As the daughter of a Holocaust survivor, Mimi finds herself, like Antigone, born into a lineage torn by trauma that predates her very existence. She is compelled to right the legacy of historic wrongs that haunt her inner life. Because of her analysis and introspection about her own and her father’s experiences, Mimi is able to recast and reconsider her father’s legacy in a way that is liberatory and even redemptive. By understanding the weight of her father’s trauma in her life, she has liberatory permission not to carry its weight or be consumed by its crushing power. Indeed, her talk ends: “I have only realized that they are not my burdens.”
Unlike Mimi, in Antigone’s protagonist and antagonist are denied that freedom of possibility, and the punishment cuts deeply. Creon earns the audience’s reproach by refusing culpability for Antigone’s murder until it’s too late. Antigone, too, might have chosen to budge or hedge, but she doesn’t. “You went too far,” the chorus exhorts, beyond “the last limits of daring—smashing against the high throne of Justice!”

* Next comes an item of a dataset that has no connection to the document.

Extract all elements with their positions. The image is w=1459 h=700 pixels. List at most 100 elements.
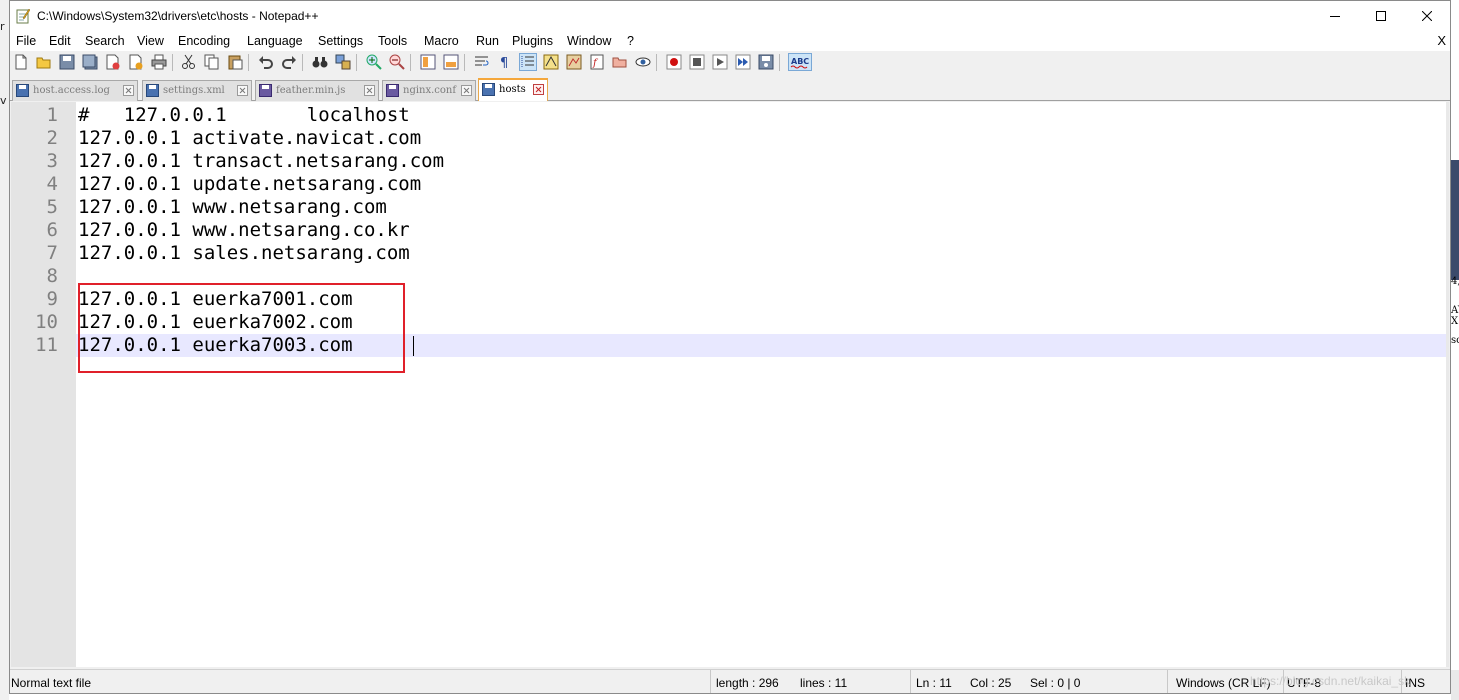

In all likelihood, she too is compelled to right a wrong in no small part because she carries the heavy load of her father’s sins: marrying and mating with his own mother.
Yet, in spite of all her daring, she does not, and perhaps cannot, examine the role of her family’s demons as Mimi does, and so her end is self-destructive and tragic. It is the way in which they delve into and explore their family’s legacy that define their differences and allows Mimi to envision a less haunting, and therefore more hopeful future.
Thus, in different ways, Mimi and Sophocles’s characters pose a powerful question: how far is each of us daring to go–and to name and consider–the legacies of phobias and isms we live out in our own conscious and unconscious daily lives? Can we, for example consider and act on
- the failure to name whiteness and the role it plays in the lives of white people like me again and again;
- the failure to consider that a patient or student does not identify as straight until she suggests otherwise;
- the possibility that even our heroes and heroic leaders, perhaps a parent or a grandparent or the leadership of a school or institute have demons of their own and knowingly and unknowingly make choices motivated by some of the very isms and phobias they and we profess to challenge; and
- the indisputable reality that our country’s founding on racialized violence and abuse has gone largely uninterrogated and continues to haunt some and literally kill others.
These are merely a few.
Spanish philosopher Jorge Agustín Nicolás Ruiz de Santayana y Borrás, more commonly referred to by his (shortened and likely colonized) English name as George Santayana, famously wrote, “Those who cannot remember the past are condemned to repeat it.” (It is perhaps not coincidental to the questions we were challenged to ask during our weekend that this familiar quote is often mistakenly attributed to a white, European orator, Edmund Burke.) Often, Santayana’s thinking is confined to conversations about world events in history classes. I believe that we must be brave like Mimi, to look to our own pasts, those of our ancestors, and those of the institutions and theoretical frameworks in which we work. We must ask the questions that may destabilize our own senses of ourselves and the selves of our colleagues, friends, families and institutions. We must move beyond seeing that exploration as destructive and threatening, but rather, as Mimi discovered, to embrace its possibility to uplift and humanize. By following Mimi’s vulnerable and brave example, we can better know the outlines of long ago violence and trauma enough that they can no longer condemn us. Instead, we can write more liberated narratives of our own lives and those we care for.